1992 Big East Conference baseball tournament
- Teams: 4
- Format: Double-elimination tournament
- Finals site: Muzzy Field; Bristol, Connecticut;
- Champions: Providence (1st title)
- Winning coach: Paul Kostacopoulos (1st title)
- MVP: Jim Foster (Providence)

= 1992 Big East Conference baseball tournament =

American college baseball tournament

The 1992 Big East Conference baseball tournament was held at Muzzy Field in Bristol, Connecticut. This was the eighth annual Big East Conference baseball tournament. The fourth seeded won their first tournament championship and claimed the Big East Conference's automatic bid to the 1992 NCAA Division I baseball tournament.

== Format and seeding ==
The Big East baseball tournament was a 4 team double elimination tournament in 1992. The top four teams were seeded one through four based on conference winning percentage only.

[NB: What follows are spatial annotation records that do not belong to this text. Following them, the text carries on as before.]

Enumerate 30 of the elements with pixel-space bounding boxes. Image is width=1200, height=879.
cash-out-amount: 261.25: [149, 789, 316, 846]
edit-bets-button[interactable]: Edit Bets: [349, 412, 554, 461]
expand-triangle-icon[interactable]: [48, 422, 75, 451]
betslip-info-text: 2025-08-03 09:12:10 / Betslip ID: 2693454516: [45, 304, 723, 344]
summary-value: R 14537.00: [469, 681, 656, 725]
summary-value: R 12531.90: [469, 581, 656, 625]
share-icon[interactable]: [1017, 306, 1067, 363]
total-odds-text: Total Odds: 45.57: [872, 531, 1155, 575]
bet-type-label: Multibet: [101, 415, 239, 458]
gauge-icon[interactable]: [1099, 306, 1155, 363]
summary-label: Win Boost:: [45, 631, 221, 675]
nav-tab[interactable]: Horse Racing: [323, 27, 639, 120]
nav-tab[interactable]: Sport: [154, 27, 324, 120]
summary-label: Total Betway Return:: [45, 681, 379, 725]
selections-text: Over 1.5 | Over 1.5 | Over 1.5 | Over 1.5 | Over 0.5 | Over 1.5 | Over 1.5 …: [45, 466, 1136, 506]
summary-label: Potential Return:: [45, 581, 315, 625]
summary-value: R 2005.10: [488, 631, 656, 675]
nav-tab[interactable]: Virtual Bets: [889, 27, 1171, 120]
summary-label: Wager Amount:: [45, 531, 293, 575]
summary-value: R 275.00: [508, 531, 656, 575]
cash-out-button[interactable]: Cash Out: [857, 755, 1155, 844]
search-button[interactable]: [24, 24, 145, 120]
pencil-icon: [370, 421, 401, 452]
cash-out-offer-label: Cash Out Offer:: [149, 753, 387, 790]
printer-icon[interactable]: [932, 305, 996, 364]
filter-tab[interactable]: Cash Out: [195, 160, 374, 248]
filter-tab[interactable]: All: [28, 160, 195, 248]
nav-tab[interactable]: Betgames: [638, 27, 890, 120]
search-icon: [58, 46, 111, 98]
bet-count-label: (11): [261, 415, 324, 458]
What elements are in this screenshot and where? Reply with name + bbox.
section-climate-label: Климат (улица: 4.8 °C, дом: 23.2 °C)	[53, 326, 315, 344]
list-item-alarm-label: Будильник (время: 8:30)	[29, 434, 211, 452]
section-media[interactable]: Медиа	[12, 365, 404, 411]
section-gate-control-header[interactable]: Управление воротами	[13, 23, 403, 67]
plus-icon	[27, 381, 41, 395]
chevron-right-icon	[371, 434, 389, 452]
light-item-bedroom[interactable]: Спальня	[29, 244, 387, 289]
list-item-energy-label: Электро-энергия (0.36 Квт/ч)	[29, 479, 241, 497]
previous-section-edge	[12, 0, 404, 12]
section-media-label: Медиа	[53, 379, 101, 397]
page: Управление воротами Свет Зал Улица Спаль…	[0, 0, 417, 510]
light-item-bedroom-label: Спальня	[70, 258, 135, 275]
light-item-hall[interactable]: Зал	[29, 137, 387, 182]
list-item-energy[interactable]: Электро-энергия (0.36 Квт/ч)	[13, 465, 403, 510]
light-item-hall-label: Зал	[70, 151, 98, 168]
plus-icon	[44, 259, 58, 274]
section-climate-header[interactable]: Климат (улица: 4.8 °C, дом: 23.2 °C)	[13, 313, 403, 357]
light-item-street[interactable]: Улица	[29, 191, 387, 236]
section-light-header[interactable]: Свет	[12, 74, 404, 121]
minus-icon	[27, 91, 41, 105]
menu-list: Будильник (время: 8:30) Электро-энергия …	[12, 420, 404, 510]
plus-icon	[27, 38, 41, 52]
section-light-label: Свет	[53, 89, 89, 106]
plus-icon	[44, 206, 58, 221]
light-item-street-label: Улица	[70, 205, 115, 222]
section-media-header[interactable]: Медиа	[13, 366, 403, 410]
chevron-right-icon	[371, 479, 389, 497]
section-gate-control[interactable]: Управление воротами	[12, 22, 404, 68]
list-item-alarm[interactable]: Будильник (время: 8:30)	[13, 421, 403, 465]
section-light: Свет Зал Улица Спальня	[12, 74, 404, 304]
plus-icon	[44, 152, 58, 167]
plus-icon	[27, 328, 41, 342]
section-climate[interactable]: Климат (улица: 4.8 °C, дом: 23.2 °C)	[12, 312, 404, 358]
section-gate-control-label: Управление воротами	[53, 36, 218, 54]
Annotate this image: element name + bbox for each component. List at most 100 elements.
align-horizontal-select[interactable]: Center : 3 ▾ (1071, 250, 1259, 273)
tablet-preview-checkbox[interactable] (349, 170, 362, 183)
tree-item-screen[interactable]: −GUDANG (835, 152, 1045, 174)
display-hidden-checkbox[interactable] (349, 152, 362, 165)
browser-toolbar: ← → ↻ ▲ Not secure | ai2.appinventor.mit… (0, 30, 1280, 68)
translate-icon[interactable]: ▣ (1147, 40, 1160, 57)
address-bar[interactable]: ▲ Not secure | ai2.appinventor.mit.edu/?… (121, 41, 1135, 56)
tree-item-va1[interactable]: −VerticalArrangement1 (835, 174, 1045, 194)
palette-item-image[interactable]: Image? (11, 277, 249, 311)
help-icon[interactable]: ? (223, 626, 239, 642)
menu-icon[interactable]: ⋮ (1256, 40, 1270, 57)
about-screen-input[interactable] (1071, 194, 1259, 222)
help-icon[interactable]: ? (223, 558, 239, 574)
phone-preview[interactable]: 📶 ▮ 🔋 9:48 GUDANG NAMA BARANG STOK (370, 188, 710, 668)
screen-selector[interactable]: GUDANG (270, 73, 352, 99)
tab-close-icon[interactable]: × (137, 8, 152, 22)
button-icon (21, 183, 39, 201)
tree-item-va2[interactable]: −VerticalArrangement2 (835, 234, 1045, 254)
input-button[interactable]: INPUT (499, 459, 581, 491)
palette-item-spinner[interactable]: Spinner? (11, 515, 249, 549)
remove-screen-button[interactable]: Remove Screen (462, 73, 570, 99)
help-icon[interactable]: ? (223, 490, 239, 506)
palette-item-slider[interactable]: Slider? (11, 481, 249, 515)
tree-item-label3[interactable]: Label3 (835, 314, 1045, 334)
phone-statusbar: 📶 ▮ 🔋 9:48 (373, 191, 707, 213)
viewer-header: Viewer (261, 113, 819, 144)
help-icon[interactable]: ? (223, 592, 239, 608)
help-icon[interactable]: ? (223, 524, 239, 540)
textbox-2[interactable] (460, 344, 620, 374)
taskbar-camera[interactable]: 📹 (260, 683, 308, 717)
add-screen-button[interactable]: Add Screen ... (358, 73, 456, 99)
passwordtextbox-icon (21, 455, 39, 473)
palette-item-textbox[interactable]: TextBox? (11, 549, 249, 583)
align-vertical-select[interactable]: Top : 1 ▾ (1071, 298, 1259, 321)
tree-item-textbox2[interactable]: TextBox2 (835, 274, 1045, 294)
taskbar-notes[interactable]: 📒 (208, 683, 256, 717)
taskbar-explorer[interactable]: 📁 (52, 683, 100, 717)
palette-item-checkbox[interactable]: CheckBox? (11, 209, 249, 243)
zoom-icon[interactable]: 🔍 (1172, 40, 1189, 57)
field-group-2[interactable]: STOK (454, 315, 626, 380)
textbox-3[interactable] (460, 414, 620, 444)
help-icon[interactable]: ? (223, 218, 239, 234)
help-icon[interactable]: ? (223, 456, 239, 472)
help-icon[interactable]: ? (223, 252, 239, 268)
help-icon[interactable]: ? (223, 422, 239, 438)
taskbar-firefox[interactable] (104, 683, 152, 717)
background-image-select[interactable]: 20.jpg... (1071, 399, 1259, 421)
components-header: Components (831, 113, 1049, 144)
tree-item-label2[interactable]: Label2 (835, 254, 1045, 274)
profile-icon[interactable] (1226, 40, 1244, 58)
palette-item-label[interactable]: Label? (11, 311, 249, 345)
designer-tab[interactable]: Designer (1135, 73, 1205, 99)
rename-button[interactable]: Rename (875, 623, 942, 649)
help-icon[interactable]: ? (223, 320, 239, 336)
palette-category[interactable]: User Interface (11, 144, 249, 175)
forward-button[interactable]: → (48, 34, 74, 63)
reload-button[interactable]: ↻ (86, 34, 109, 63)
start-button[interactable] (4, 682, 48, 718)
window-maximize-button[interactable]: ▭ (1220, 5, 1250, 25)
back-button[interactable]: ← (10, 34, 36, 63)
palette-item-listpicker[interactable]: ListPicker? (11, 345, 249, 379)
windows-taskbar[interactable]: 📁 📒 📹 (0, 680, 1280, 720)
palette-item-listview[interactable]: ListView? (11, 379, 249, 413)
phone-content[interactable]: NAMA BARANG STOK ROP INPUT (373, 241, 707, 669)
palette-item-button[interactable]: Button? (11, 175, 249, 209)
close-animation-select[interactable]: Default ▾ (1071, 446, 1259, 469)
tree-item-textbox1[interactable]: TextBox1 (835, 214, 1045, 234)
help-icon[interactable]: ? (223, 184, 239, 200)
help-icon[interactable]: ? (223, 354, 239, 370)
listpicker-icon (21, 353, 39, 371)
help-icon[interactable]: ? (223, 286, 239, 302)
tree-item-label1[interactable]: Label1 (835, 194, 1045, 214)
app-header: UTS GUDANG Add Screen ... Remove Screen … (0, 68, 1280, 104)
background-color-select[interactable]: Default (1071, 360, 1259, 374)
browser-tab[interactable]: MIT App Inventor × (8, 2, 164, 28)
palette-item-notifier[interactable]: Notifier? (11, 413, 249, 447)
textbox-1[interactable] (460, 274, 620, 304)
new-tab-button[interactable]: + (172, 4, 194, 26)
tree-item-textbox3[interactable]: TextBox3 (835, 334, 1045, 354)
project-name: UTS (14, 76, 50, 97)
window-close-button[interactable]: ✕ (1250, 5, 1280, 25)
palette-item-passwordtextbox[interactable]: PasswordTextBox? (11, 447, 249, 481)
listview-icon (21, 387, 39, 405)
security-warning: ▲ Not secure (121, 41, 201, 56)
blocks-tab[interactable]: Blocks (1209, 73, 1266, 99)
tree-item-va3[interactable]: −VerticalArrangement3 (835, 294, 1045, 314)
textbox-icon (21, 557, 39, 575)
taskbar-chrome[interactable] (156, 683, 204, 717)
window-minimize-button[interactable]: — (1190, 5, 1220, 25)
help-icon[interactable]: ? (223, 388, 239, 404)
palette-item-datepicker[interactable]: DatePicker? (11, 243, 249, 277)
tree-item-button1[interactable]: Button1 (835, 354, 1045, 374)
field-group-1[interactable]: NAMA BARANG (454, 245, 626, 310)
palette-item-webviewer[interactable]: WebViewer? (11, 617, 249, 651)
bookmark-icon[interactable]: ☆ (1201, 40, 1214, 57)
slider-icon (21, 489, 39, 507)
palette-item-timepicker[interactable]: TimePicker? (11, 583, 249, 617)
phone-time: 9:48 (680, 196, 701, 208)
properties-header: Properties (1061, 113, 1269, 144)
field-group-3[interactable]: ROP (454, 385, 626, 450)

| Team | W | L | Pct. | GB | Seed |
|---|---|---|---|---|---|
| St. John's | 14 | 5 | .737 | – | 1 |
| Seton Hall | 14 | 7 | .667 | 1 | 2 |
| Connecticut | 13 | 7 | .650 | 1.5 | 3 |
| Providence | 12 | 8 | .600 | 2.5 | 4 |
| Villanova | 9 | 10 | .474 | 5 | – |
| Georgetown | 6 | 15 | .286 | 9 | – |
| Pittsburgh | 5 | 13 | .278 | 9.5 | – |
| Boston College | 5 | 13 | .278 | 9.5 | – |

== Jack Kaiser Award ==
Jim Foster was the winner of the 1992 Jack Kaiser Award. Foster was a catcher for Providence.